An diesen Strukturproblemen hat das GKV-Versorgungsstrukturgesetz bisher fast nichts ändern können. Auch der Koalitionsvertrag bietet keine Vision, wie die Gesundheitsversorgung in Zukunft solidarisch und gerecht verbessert werden kann. Es bleibt bei der unsinnigen Trennung von gesetzlicher und privater Krankenversicherung, d.h. weiterhin entscheidet die Art der Versicherung und nicht die Erkrankung darüber, wie schnell und wie man behandelt wird. Den Gedanken an eine solidarische Bürgerversicherung hat die SPD so schnell fallen lassen wie eine heiße Kartoffel. Weiterhin werden sich Ärzte bevorzugt dort niederlassen, wo der Anteil an Privatpatienten hoch und nicht dort, wo die Bedarfe am höchsten sind. Weiterhin existieren Unter- und Überversorgung nebeneinander her. Daran wird auch eine zentrale Terminvergabe nichts ändern.

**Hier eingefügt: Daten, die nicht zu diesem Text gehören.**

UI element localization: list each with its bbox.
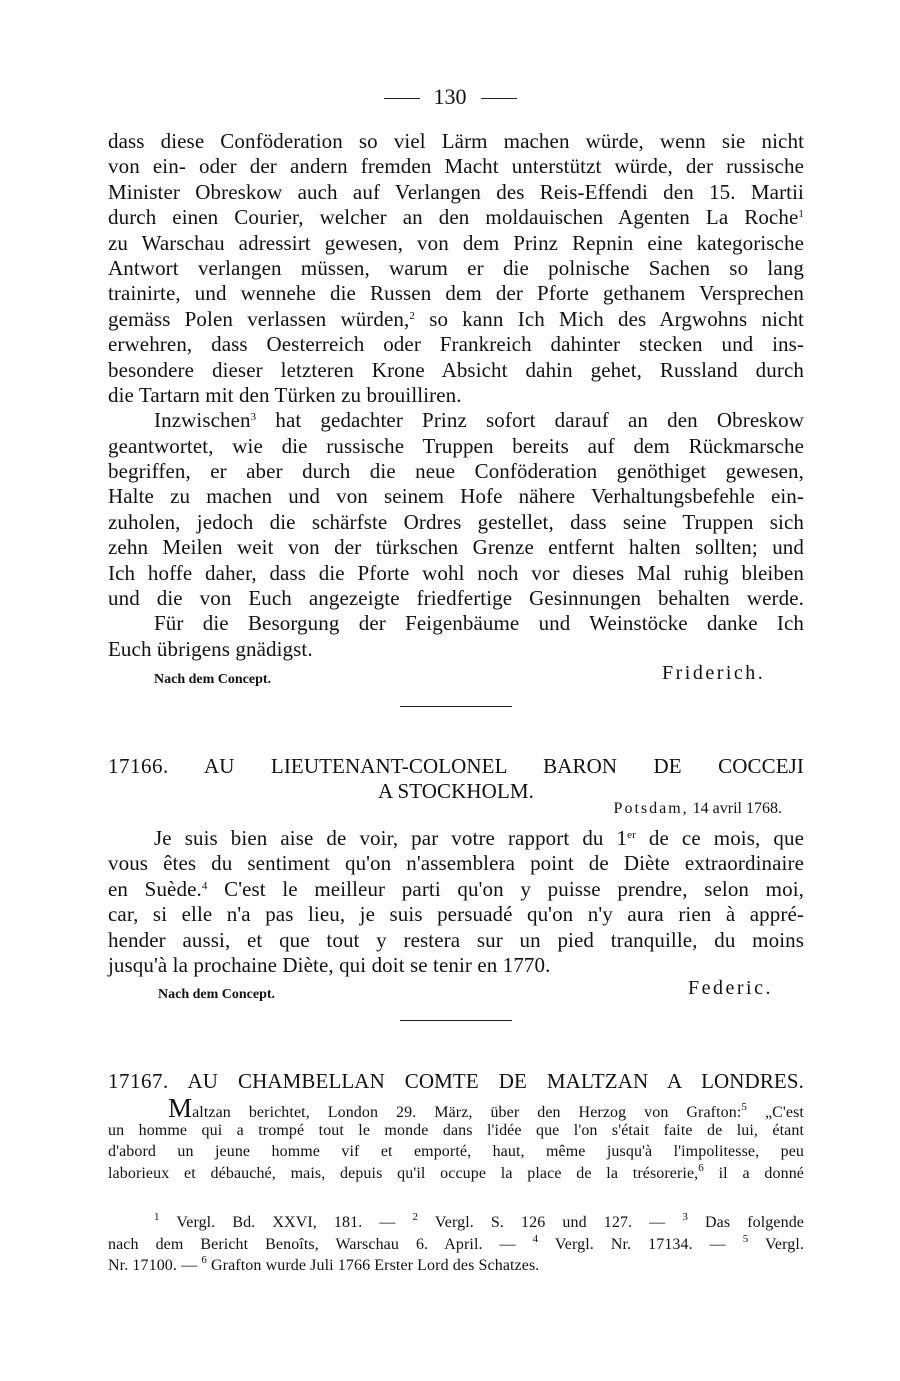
text-line: gemäss Polen verlassen würden,$^2$ so kann Ich Mich des Argwohns nicht [108,306,804,331]
text-line: erwehren, dass Oesterreich oder Frankreich dahinter stecken und ins- [108,332,804,357]
text-line: Antwort verlangen müssen, warum er die polnische Sachen so lang [108,255,804,280]
text-line: car, si elle n'a pas lieu, je suis persuadé qu'on n'y aura rien à appré- [108,902,804,927]
signature: Friderich. [662,662,766,684]
section-divider [400,1020,512,1021]
header-dash-right [481,98,517,99]
footnote-line: nach dem Bericht Benoîts, Warschau 6. April. — $^4$ Vergl. Nr. 17134. — $^5$ Vergl. [108,1232,805,1253]
footnote-ref: 5 [741,1101,748,1113]
letter-number: 17166. [108,754,169,778]
text-line: Halte zu machen und von seinem Hofe nähere Verhaltungsbefehle ein- [108,484,804,509]
text-line: un homme qui a trompé tout le monde dans l'idée que l'on s'était faite de lui, étant [108,1121,804,1139]
text-line: zuholen, jedoch die schärfste Ordres gestellet, dass seine Truppen sich [108,509,804,534]
letter-heading [108,1069,804,1094]
footnote-ref: 4 [201,879,208,892]
letter-heading [108,754,804,805]
footnote-line: Nr. 17100. — $^6$ Grafton wurde Juli 1766 Erster Lord des Schatzes. [108,1254,540,1274]
text-line: Für die Besorgung der Feigenbäume und Weinstöcke danke Ich [154,611,804,636]
text-line: zu Warschau adressirt gewesen, von dem Prinz Repnin eine kategorische [108,230,804,255]
initial-letter: M [168,1093,193,1123]
footnotes [108,1212,804,1277]
text-line: Minister Obreskow auch auf Verlangen des Reis-Effendi den 15. Martii [108,179,804,204]
page-header [0,84,900,110]
letter-title-line2: A STOCKHOLM. [377,779,534,804]
header-dash-left [384,98,420,99]
text-line: laborieux et débauché, mais, depuis qu'il occupe la place de la trésorerie,$^6$ il a donné [108,1161,805,1182]
text-line: trainirte, und wennehe die Russen dem der Pforte gethanem Versprechen [108,281,804,306]
footnote-line: $^1$ Vergl. Bd. XXVI, 181. — $^2$ Vergl. S. 126 und 127. — $^3$ Das folgende [154,1211,805,1231]
dateline [614,800,782,818]
text-line: zehn Meilen weit von der türkschen Grenze entfernt halten sollten; und [108,535,804,560]
source-note: Nach dem Concept. [158,987,276,1002]
footnote-ref: 1 [798,208,804,221]
letter-number: 17167. [108,1069,169,1093]
letter-title: AU CHAMBELLAN COMTE DE MALTZAN A LONDRES. [187,1069,804,1093]
text-line: Ich hoffe daher, dass die Pforte wohl noch vor dieses Mal ruhig bleiben [108,560,804,585]
text-line: en Suède.$^4$ C'est le meilleur parti qu'on y puisse prendre, selon moi, [108,876,804,901]
text-line: besondere dieser letzteren Krone Absicht dahin gehet, Russland durch [108,357,804,382]
date: 14 avril 1768. [692,800,782,817]
text-line: Euch übrigens gnädigst. [108,636,313,661]
date-place: Potsdam, [613,800,689,817]
section3-body [108,1093,805,1184]
text-line: geantwortet, wie die russische Truppen bereits auf dem Rückmarsche [108,433,804,458]
text-line: Inzwischen$^3$ hat gedachter Prinz sofort darauf an den Obreskow [154,408,804,433]
letter-title: AU LIEUTENANT-COLONEL BARON DE COCCEJI [203,754,804,778]
section1-body [108,129,804,662]
page-number: 130 [433,84,467,109]
footnote-ref: 6 [698,1161,704,1174]
section-divider [400,706,512,707]
text-line: und die von Euch angezeigte friedfertige Gesinnungen behalten werde. [108,586,804,611]
text-line: dass diese Conföderation so viel Lärm machen würde, wenn sie nicht [108,129,804,153]
text-line: jusqu'à la prochaine Diète, qui doit se tenir en 1770. [108,952,551,977]
section2-body [108,826,804,978]
text-line: d'abord un jeune homme vif et emporté, haut, même jusqu'à l'impolitesse, peu [108,1143,804,1160]
footnote-ref: 2 [409,309,415,322]
signature: Federic. [688,977,773,999]
text-line: hender aussi, et que tout y restera sur un pied tranquille, du moins [108,927,804,952]
text-line: Je suis bien aise de voir, par votre rapport du 1er de ce mois, que [154,826,804,850]
text-line: durch einen Courier, welcher an den moldauischen Agenten La Roche$^1$ [108,205,804,230]
text-line: Maltzan berichtet, London 29. März, über den Herzog von Grafton:$^5$ „C'est [168,1093,804,1123]
text-line: die Tartarn mit den Türken zu brouilliren. [108,382,462,407]
text-line: von ein- oder der andern fremden Macht unterstützt würde, der russische [108,154,804,179]
text-line: begriffen, er aber durch die neue Conföderation genöthiget gewesen, [108,459,804,484]
text-line: vous êtes du sentiment qu'on n'assemblera point de Diète extraordinaire [108,851,804,876]
source-note: Nach dem Concept. [154,672,272,687]
footnote-ref: 3 [250,411,257,424]
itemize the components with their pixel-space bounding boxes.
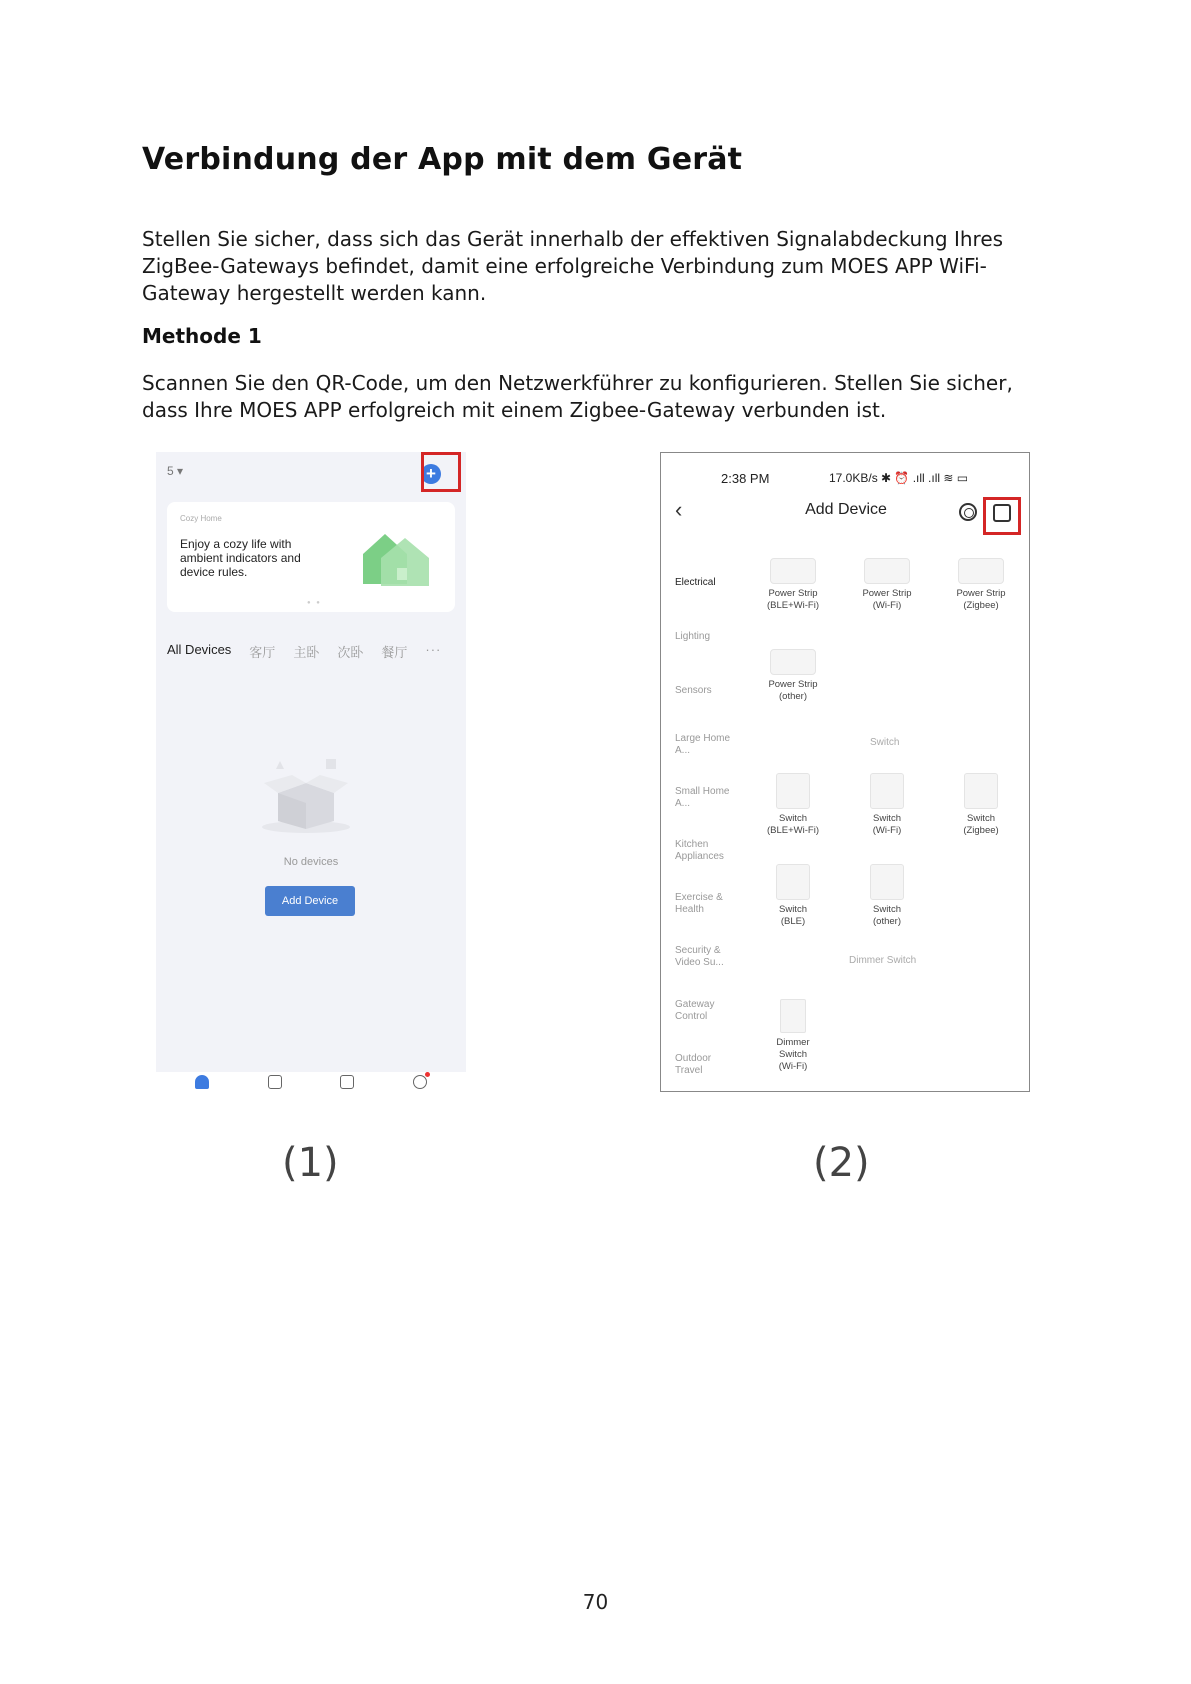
- category-outdoor[interactable]: Outdoor Travel: [675, 1053, 712, 1076]
- switch-icon: [964, 773, 998, 809]
- intro-paragraph: Stellen Sie sicher, dass sich das Gerät innerhalb der effektiven Signalabdeckung Ihres ZigBee-Gateways befindet, damit eine erfolgreiche Verbindung zum MOES APP WiFi-Gateway hergestellt werden kann.: [142, 227, 1004, 305]
- category-lighting[interactable]: Lighting: [675, 631, 711, 642]
- home-nav-icon[interactable]: [195, 1075, 209, 1089]
- category-gateway[interactable]: Gateway Control: [675, 999, 715, 1022]
- home-selector[interactable]: 5 ▾: [167, 464, 184, 478]
- screenshot-add-device: [660, 452, 1030, 1092]
- device-switch-ble-wifi[interactable]: [748, 773, 838, 837]
- house-icon: [363, 528, 429, 588]
- card-caption: Cozy Home: [180, 514, 222, 523]
- category-exercise[interactable]: Exercise & Health: [675, 892, 723, 915]
- switch-icon: [776, 773, 810, 809]
- add-device-button[interactable]: Add Device: [265, 886, 355, 916]
- device-switch-other[interactable]: [842, 864, 932, 928]
- device-label: Switch (Zigbee): [963, 813, 999, 836]
- section-dimmer-switch: Dimmer Switch: [849, 955, 917, 966]
- add-icon[interactable]: +: [421, 464, 441, 484]
- bottom-nav: [156, 1072, 466, 1092]
- category-electrical[interactable]: Electrical: [675, 577, 716, 588]
- tab-all-devices[interactable]: All Devices: [167, 642, 232, 657]
- section-switch: Switch: [870, 737, 900, 748]
- tab-room-3[interactable]: 次卧: [337, 645, 364, 660]
- carousel-dots: ● ●: [307, 600, 322, 606]
- device-label: Power Strip (other): [768, 679, 818, 702]
- caption-1: (1): [282, 1140, 339, 1186]
- dimmer-switch-icon: [780, 999, 806, 1033]
- scene-nav-icon[interactable]: [268, 1075, 282, 1089]
- switch-icon: [870, 773, 904, 809]
- category-kitchen[interactable]: Kitchen Appliances: [675, 839, 724, 862]
- method-paragraph: Scannen Sie den QR-Code, um den Netzwerkführer zu konfigurieren. Stellen Sie sicher, dass Ihre MOES APP erfolgreich mit einem Zigbee-Gateway verbunden ist.: [142, 371, 1013, 422]
- status-time: 2:38 PM: [721, 471, 770, 486]
- switch-icon: [776, 864, 810, 900]
- no-devices-label: No devices: [283, 856, 339, 868]
- power-strip-icon: [958, 558, 1004, 584]
- device-label: Switch (Wi-Fi): [872, 813, 902, 836]
- method-title: Methode 1: [142, 324, 262, 348]
- tab-room-2[interactable]: 主卧: [293, 645, 320, 660]
- smart-nav-icon[interactable]: [340, 1075, 354, 1089]
- tab-room-1[interactable]: 客厅: [249, 645, 276, 660]
- more-icon[interactable]: ···: [425, 642, 442, 657]
- category-large-home[interactable]: Large Home A...: [675, 733, 731, 756]
- device-label: Switch (other): [873, 904, 901, 927]
- power-strip-icon: [864, 558, 910, 584]
- profile-nav-icon[interactable]: [413, 1075, 427, 1089]
- category-small-home[interactable]: Small Home A...: [675, 786, 730, 809]
- page-number: 70: [582, 1590, 609, 1614]
- screenshot-home: [156, 452, 466, 1092]
- device-label: Power Strip (Wi-Fi): [862, 588, 912, 611]
- device-power-strip-wifi[interactable]: [842, 558, 932, 612]
- device-power-strip-other[interactable]: [748, 649, 838, 703]
- power-strip-icon: [770, 649, 816, 675]
- page-heading: Verbindung der App mit dem Gerät: [142, 142, 743, 177]
- back-icon[interactable]: ‹: [675, 497, 683, 522]
- category-security[interactable]: Security & Video Su...: [675, 945, 724, 968]
- empty-box-icon: [256, 757, 356, 837]
- status-icons: 17.0KB/s ✱ ⏰ .ıll .ıll ≋ ▭: [829, 471, 969, 485]
- highlight-box-scan: [983, 497, 1021, 535]
- device-label: Power Strip (Zigbee): [956, 588, 1006, 611]
- device-power-strip-ble-wifi[interactable]: [748, 558, 838, 612]
- card-text: Enjoy a cozy life with ambient indicators and device rules.: [180, 537, 301, 579]
- device-dimmer-switch-wifi[interactable]: [748, 999, 838, 1073]
- promo-card[interactable]: [167, 502, 455, 612]
- auto-scan-icon[interactable]: [959, 503, 977, 521]
- switch-icon: [870, 864, 904, 900]
- device-label: Power Strip (BLE+Wi-Fi): [767, 588, 819, 611]
- device-switch-ble[interactable]: [748, 864, 838, 928]
- device-power-strip-zigbee[interactable]: [936, 558, 1026, 612]
- device-switch-wifi[interactable]: [842, 773, 932, 837]
- power-strip-icon: [770, 558, 816, 584]
- device-label: Switch (BLE+Wi-Fi): [767, 813, 819, 836]
- tab-room-4[interactable]: 餐厅: [381, 645, 408, 660]
- device-label: Dimmer Switch (Wi-Fi): [776, 1037, 810, 1072]
- device-switch-zigbee[interactable]: [936, 773, 1026, 837]
- highlight-box-add: [421, 452, 461, 492]
- add-device-title: Add Device: [805, 501, 887, 518]
- room-tabs: [167, 642, 457, 661]
- category-sensors[interactable]: Sensors: [675, 685, 712, 696]
- device-label: Switch (BLE): [779, 904, 807, 927]
- caption-2: (2): [813, 1140, 870, 1186]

Obwohl auf Bundesebene auch Positives ausgehandelt wurde, wie stärkere Berücksichtigung von Qualität, Förderung innovativer Versorgungsformen und ein neuer Anlauf zu einem Präventionsgesetz, zeichnet sich keine grundlegende Reformperspektive ab. Auch die integrierte Versorgung, die für Brandenburg so wichtig wäre und berufsgruppenübergreifende Versorgung werden nicht nachdrücklich genug verfolgt. Das Festschreiben der Arbeitgeberbeiträge bürdet den gesetzlich Versicherten wieder alle Kostensteigerungen alleine auf. Dies belastet Versicherte mit geringem Einkommen spätestens ab 2017 mehr als die schwarz-gelben Kopfpauschalen mit Sozialausgleich. Auch das ist für Brandenburg keine gute Nachricht.